At the second meeting, often charged at an hourly rate, the designer should have a package of ideas to show you. This may be presented in any number of ways; a sample board of fabrics and pictures of furniture is one option, sketches and swatches of fabric to discuss is another. Whichever style of presentation the designers choose, find out in advance what you will be paying for it and what happens if you don’t like what you see. Many designers will “go back to the drawing board” until you’re happy, free of charge or at a nominal fee.
A client once told me that a design was “just what I wanted but didn’t know I wanted”. Interior designers have the training and resources to explore design options. They can often help you see a room in a whole new light, just by the addition of some built-in furniture, a new colour scheme, a different curtain design, or by re-arranging the furniture. A designer is adept at combining elements in total harmony with each other while staying within the guidelines of your initial brief (no matter how simple or how bizarre that brief may be).

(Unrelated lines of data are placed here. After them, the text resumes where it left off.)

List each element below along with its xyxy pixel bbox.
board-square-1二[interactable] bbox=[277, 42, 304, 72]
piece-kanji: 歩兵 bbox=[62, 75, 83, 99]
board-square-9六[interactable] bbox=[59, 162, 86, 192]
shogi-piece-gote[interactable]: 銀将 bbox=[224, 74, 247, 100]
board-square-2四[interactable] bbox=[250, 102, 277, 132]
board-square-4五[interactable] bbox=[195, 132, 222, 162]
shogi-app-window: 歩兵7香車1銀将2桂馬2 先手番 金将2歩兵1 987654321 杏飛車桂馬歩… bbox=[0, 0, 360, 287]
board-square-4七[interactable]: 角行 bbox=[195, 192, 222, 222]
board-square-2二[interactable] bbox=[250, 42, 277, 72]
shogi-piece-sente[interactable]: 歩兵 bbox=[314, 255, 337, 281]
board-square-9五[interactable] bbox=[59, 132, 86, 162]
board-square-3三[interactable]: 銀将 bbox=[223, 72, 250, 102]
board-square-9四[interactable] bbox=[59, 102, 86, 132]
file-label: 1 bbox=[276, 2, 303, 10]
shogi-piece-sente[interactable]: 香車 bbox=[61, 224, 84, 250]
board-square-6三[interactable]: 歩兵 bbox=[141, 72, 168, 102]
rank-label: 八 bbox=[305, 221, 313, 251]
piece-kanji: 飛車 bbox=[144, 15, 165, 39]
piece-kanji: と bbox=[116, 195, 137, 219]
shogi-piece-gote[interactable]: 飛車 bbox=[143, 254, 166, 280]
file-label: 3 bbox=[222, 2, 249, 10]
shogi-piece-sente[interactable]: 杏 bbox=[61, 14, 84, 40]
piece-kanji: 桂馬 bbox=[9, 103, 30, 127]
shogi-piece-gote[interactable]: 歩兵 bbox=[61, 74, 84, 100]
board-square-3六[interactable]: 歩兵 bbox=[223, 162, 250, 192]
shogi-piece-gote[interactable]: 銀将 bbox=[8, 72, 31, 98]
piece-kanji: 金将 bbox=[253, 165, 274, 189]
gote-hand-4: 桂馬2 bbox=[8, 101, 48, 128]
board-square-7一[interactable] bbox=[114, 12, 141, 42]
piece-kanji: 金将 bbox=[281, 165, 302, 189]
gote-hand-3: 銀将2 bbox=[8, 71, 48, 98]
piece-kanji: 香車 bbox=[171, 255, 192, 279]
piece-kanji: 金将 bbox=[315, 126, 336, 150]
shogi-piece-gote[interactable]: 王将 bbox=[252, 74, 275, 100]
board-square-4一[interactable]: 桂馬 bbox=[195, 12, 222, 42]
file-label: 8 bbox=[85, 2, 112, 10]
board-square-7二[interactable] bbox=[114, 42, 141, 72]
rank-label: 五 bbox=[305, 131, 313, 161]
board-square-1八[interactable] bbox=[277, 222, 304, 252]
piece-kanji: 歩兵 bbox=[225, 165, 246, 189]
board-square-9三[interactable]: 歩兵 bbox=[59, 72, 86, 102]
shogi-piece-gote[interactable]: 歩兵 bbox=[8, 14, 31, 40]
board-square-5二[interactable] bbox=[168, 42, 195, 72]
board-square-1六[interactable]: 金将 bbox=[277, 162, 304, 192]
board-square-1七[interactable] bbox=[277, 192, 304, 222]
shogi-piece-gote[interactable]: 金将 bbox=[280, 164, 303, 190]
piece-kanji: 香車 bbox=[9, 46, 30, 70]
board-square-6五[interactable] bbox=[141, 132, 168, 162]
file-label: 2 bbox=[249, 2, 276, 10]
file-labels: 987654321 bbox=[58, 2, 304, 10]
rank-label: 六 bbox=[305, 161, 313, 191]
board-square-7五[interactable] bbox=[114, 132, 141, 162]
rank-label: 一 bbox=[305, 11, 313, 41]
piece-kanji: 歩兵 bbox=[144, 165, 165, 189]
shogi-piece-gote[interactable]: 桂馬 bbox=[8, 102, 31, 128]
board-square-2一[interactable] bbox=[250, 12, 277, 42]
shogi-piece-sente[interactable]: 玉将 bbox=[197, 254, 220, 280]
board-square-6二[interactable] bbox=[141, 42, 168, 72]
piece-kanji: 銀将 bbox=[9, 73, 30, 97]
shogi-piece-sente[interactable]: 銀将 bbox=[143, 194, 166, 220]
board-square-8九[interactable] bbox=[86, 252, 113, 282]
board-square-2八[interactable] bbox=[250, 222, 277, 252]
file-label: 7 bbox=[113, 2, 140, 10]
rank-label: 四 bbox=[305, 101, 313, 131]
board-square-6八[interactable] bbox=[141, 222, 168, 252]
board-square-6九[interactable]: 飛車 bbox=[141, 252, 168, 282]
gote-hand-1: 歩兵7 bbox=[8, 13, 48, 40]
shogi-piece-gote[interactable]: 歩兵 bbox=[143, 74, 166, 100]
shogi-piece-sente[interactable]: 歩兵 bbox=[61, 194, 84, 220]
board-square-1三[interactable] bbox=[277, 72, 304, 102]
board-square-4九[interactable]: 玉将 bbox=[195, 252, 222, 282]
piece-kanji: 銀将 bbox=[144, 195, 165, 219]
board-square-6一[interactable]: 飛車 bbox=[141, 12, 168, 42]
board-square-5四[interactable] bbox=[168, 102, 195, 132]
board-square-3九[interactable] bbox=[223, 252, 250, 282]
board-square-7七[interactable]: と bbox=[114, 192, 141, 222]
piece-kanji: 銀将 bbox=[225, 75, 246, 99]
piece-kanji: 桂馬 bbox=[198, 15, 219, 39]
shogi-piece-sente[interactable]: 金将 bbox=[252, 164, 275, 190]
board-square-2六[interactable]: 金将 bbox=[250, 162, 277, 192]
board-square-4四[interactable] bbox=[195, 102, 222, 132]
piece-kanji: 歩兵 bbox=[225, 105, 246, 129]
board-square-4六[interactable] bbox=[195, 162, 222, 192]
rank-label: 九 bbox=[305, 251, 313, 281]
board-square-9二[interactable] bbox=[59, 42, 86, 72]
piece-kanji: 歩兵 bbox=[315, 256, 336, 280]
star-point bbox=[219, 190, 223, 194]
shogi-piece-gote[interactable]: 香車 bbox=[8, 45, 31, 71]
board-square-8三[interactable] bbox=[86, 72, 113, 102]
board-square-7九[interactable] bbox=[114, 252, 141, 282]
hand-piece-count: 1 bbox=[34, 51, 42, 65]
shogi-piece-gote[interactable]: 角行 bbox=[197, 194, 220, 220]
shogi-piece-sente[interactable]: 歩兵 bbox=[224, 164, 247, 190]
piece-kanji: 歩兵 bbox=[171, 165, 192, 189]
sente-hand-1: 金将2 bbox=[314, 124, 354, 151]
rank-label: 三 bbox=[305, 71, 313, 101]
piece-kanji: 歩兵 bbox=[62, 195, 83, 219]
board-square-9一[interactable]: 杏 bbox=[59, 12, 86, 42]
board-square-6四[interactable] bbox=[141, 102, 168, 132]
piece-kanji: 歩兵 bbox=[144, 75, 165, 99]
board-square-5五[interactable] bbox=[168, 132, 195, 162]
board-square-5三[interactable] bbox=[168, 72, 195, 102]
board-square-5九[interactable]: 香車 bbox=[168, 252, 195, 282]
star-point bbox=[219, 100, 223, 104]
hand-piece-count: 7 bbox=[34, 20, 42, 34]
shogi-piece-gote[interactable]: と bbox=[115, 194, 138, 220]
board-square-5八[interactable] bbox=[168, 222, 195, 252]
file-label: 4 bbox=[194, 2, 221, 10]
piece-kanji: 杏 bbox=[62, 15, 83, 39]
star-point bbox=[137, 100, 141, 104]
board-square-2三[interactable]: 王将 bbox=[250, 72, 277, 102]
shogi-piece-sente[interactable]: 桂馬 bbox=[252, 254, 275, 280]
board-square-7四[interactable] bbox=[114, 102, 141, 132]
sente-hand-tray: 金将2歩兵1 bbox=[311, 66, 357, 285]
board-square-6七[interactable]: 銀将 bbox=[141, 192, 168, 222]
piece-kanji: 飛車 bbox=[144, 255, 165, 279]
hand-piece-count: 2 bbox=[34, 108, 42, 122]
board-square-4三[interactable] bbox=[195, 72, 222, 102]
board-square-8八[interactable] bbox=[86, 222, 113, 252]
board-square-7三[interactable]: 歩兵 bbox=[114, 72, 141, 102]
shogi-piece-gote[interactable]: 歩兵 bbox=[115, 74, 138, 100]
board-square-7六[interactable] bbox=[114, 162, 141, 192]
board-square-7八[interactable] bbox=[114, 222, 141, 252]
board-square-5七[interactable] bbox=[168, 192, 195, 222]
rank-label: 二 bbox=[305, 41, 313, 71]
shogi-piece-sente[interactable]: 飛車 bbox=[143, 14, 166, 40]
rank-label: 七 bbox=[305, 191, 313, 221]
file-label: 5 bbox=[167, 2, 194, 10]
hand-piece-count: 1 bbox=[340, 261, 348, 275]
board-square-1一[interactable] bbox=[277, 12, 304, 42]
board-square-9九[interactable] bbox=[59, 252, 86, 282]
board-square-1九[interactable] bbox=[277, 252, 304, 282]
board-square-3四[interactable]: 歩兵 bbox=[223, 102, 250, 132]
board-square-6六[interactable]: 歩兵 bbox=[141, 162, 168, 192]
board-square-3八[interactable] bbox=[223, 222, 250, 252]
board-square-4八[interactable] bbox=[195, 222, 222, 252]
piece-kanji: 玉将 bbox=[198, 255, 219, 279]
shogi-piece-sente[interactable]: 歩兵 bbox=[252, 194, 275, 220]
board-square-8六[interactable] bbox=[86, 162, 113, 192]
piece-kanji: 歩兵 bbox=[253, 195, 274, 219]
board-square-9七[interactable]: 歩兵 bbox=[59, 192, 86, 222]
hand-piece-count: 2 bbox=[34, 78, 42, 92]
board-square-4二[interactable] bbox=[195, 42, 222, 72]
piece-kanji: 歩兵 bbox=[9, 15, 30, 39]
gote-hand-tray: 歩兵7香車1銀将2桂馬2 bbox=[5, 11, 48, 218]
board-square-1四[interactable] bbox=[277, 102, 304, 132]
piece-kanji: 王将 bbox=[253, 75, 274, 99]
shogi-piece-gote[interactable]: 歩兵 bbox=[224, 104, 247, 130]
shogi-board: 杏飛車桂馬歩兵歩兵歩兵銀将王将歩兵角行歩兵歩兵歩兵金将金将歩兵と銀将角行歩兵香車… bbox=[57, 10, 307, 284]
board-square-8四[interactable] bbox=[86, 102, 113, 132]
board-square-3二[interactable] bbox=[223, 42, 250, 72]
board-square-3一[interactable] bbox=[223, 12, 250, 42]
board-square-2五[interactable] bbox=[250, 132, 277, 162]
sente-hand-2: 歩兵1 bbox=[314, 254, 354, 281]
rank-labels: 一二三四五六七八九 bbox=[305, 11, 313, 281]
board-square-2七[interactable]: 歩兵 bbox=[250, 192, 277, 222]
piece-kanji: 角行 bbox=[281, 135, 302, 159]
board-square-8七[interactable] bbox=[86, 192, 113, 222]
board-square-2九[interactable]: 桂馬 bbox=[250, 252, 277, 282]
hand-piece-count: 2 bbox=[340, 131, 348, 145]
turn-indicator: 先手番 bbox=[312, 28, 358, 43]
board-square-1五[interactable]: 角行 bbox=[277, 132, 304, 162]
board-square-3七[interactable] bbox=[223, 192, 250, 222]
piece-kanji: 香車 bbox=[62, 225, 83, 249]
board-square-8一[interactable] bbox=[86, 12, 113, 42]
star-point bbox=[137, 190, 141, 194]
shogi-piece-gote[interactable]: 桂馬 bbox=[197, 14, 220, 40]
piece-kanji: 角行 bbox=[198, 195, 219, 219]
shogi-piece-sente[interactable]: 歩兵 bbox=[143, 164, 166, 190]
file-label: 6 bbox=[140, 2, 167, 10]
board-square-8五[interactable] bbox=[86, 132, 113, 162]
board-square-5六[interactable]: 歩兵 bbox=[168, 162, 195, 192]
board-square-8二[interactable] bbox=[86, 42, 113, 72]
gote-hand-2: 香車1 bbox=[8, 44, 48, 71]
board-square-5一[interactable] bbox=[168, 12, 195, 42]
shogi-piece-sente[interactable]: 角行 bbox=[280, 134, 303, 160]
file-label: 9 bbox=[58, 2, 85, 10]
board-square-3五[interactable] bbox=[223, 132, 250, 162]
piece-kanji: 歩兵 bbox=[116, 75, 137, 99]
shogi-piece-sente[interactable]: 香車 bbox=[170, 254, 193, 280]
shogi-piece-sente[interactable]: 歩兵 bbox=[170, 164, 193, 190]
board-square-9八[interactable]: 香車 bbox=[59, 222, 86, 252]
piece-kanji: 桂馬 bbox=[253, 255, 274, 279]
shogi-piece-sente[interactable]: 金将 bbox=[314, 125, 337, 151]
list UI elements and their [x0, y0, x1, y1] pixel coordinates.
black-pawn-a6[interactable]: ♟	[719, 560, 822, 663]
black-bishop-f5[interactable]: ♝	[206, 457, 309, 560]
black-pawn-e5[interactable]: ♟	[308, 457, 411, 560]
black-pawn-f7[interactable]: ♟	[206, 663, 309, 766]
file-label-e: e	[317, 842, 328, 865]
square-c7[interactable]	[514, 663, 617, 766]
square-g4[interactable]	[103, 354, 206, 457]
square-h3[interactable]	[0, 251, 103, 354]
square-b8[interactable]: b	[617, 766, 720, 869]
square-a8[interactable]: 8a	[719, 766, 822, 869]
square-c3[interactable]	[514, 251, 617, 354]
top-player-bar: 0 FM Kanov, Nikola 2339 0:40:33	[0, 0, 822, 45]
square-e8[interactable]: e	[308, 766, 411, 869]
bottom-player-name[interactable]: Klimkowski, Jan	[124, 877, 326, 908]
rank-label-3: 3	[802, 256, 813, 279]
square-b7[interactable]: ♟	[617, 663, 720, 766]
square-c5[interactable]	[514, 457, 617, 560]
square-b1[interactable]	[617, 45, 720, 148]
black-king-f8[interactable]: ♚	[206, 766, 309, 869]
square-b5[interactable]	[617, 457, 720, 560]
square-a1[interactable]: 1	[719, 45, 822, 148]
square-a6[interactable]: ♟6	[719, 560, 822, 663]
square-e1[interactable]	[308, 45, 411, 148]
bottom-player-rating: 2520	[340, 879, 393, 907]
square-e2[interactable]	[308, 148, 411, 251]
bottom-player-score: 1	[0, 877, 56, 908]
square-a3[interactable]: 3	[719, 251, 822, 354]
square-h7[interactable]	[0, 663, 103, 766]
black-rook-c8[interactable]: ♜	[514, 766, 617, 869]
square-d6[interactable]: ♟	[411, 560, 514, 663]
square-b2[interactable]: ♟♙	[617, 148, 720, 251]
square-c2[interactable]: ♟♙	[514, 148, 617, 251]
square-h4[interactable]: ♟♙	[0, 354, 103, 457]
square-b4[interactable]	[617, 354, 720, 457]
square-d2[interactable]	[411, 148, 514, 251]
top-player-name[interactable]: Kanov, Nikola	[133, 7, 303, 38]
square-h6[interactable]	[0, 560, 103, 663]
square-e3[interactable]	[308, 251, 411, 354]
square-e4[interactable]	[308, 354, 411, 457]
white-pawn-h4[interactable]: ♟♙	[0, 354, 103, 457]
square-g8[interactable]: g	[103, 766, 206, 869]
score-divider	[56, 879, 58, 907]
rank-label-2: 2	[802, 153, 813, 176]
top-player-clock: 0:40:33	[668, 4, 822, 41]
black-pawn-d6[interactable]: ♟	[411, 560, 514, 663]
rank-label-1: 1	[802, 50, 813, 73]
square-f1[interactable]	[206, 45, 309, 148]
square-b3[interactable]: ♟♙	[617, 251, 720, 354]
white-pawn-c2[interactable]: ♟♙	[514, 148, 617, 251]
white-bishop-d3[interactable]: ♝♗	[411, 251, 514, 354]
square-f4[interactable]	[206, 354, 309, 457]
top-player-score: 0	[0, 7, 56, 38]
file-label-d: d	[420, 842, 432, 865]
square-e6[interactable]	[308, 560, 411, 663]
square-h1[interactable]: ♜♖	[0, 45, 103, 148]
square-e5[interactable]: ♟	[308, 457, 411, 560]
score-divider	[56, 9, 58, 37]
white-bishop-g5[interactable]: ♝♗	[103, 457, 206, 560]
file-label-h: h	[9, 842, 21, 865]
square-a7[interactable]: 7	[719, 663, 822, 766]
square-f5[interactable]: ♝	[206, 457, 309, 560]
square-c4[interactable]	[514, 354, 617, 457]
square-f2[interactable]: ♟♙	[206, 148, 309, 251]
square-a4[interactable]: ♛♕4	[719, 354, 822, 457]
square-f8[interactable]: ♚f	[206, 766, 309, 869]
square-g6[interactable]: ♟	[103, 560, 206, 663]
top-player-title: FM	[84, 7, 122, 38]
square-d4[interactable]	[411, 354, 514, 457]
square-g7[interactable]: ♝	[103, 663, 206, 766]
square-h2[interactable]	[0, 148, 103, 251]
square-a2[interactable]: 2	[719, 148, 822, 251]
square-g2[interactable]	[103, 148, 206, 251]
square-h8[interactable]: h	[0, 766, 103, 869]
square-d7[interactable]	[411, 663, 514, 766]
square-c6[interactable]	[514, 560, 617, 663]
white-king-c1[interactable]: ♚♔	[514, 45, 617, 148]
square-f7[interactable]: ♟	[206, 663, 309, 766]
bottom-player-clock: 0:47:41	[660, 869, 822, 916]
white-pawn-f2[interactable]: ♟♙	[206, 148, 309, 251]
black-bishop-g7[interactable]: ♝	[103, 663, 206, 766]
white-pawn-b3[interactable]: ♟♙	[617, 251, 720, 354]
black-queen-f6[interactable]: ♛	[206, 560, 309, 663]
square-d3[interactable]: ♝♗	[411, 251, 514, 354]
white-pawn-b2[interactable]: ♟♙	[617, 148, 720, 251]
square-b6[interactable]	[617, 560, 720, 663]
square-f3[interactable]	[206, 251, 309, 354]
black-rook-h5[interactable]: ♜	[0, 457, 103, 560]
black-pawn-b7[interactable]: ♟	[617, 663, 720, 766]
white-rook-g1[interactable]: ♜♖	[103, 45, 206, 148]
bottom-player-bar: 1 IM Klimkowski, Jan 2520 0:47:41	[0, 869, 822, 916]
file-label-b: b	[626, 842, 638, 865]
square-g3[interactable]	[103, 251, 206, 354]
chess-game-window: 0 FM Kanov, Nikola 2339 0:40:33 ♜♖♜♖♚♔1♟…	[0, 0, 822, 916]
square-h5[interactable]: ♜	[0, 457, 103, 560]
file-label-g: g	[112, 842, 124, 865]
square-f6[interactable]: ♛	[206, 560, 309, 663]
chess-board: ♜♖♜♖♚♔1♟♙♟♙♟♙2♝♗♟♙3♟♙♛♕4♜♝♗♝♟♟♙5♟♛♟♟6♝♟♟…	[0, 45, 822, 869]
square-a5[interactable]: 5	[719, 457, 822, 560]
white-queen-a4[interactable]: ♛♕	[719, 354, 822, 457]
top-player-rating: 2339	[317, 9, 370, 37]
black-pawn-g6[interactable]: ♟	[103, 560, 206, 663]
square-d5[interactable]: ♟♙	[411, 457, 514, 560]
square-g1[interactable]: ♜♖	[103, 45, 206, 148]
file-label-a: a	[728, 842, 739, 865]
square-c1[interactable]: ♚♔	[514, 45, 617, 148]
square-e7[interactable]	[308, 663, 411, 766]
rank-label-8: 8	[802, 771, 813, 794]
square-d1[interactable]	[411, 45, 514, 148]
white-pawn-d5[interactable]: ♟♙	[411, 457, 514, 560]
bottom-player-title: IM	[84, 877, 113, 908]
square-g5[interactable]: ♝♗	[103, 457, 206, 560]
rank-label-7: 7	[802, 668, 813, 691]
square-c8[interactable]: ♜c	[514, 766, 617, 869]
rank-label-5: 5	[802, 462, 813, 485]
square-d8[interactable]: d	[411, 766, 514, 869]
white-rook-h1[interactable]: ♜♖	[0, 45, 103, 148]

For example, illustrated on the projects page is an exhibition room set that I designed this year. The brief was to design a dining room based on the theme of “Fire”. I suspect that very few people who saw the room would commission it for their own home. But that wasn’t the point. The purpose of the room set was to show that the combination of furniture, wall finish, lighting and accessories, when carefully considered and sourced, will please the eye and satisfy an aesthetic need.
A good interior designer will nudge you further along pathways upon which you may have already placed a tentative step. But a good interior designer will never impose their taste on your environment. Designers are there to work for you and to help you to achieve your design goal. If you’re not happy with something, always remember you can say no.